6. Post scriptum: uma dose maciça de farisaísmo de Moro
Moro, bancando o “outsider”, diz que foi contra o dispositivo do parágrafo único do artigo 316 do CPP. Ah, sim. Na Folha de São Paulo chegou a culpar Bolsonaro, dizendo que este não vetara para beneficiar o filho Flávio. Uma coisa que não está dita: se Moro sabia disso, por que ficou no governo? Por que não denunciou? Se é verdade que o Presidente não vetou por interesses pessoais, então Moro acusa mais uma vez o Presidente de um crime? Tem provas disso? E, de novo: por que Moro, sabendo disso, permaneceu no governo?

Nosso Duque de Maringá já nem sabe mais o que fala. Para criticar seus desafetos, ataca. E dá tiro no pé. Mais um.

Por que o Moro não explica o projeto que queria fragilizar o HC, usar prova ilícita de boa fé e quejandos? E agora quer dar lição de moral? Ah, eu fui contra… Ah, bom.
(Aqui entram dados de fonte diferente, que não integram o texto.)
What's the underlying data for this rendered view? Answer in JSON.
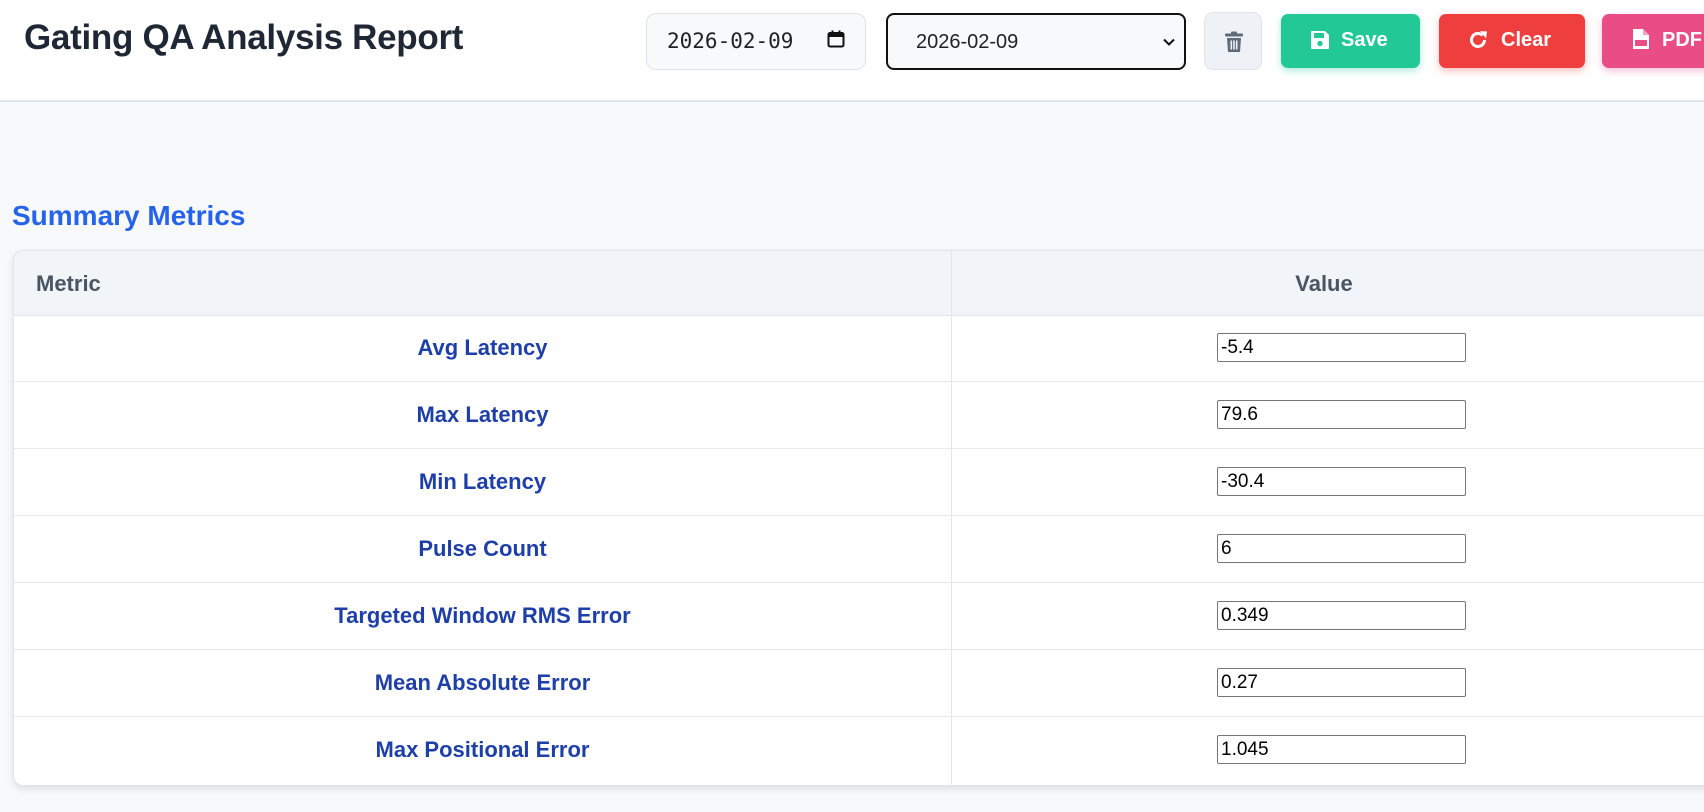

Maia está certo. Faz-se uma lei para preservar direitos, autoridades não cumprem e depois põem a culpa no legislador. Logo, logo, vai aparecer um deputado ou senador histriônico para revogar o parágrafo único do artigo 316. Sabem por quê? Porque o MP e o juiz cochilaram em um caso. Que tal? E haverá aplauso de gente do Direito.